There are risks, of course. People will die as the commercial frontier opens up with still experimental launch systems. During the development of Virgin Galactic’s VSS Unity spaceship, they already have. So there was plenty of concern in New Mexico on Sunday that something might go wrong again. While Branson may have been joyriding, he should also be viewed as rather brave to fly on a rocket that has only been to space three times before.

The bottom line? He put his billion-dollar ass on the line to demonstrate the safety of Virgin Galactic’s vehicle.

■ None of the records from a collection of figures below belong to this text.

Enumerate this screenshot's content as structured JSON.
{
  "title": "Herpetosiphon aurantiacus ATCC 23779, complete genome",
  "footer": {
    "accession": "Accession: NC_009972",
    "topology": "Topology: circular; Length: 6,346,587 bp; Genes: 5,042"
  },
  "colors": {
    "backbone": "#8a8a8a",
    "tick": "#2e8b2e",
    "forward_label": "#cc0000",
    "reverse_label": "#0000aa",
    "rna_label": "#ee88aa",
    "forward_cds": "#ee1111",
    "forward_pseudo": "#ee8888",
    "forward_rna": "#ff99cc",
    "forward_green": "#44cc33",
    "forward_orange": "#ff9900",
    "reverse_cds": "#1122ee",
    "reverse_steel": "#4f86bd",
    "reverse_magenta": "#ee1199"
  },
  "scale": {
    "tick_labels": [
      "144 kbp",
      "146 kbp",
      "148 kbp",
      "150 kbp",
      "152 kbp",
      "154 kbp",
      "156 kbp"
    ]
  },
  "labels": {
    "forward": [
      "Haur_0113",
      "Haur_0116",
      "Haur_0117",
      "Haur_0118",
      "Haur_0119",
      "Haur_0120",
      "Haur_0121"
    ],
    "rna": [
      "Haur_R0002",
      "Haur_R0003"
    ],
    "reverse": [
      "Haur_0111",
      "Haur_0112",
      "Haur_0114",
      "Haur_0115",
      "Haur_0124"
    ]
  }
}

That is no small thing.

Virgin Galactic Unity22 crew, from left to right: Dave Mackay, chief pilot, Colin Bennett, lead operations engineer, Beth Moses, chief astronaut instructor, Richard Branson, founder Virgin Galactic, Sirisha Bandla, vice president of government affairs and research operations, and Michael Masucci, pilot.
Enlarge / Virgin Galactic Unity22 crew, from left to right: Dave Mackay, chief pilot, Colin Bennett, lead operations engineer, Beth Moses, chief astronaut instructor, Richard Branson, founder Virgin Galactic, Sirisha Bandla, vice president of government affairs and research operations, and Michael Masucci, pilot.

Virgin Galactic

About an hour after the flight, Sir Richard and the other newly minted “astronauts” who had just flown into space walked on stage beneath the blistering Sun, as the crowd cheered. Branson had invested 17 years of his life and his fortune into reaching this sublime moment. Yes, he’d had a hell of a good time. Yes, the flamboyant showman relished the attention.

But this moment was bigger even than Richard Branson, and he knew it. As Branson sprayed champagne on his fellow crew members and carried Sirisha Bandla piggy back style around the stage, he left the crowd of onlookers with a simple message.

“Welcome,” he said, “to the dawn of the new space age.”

And a very bright dawn it was—not just because he stood in the middle of a desert, in the middle of summer, in the middle of the day.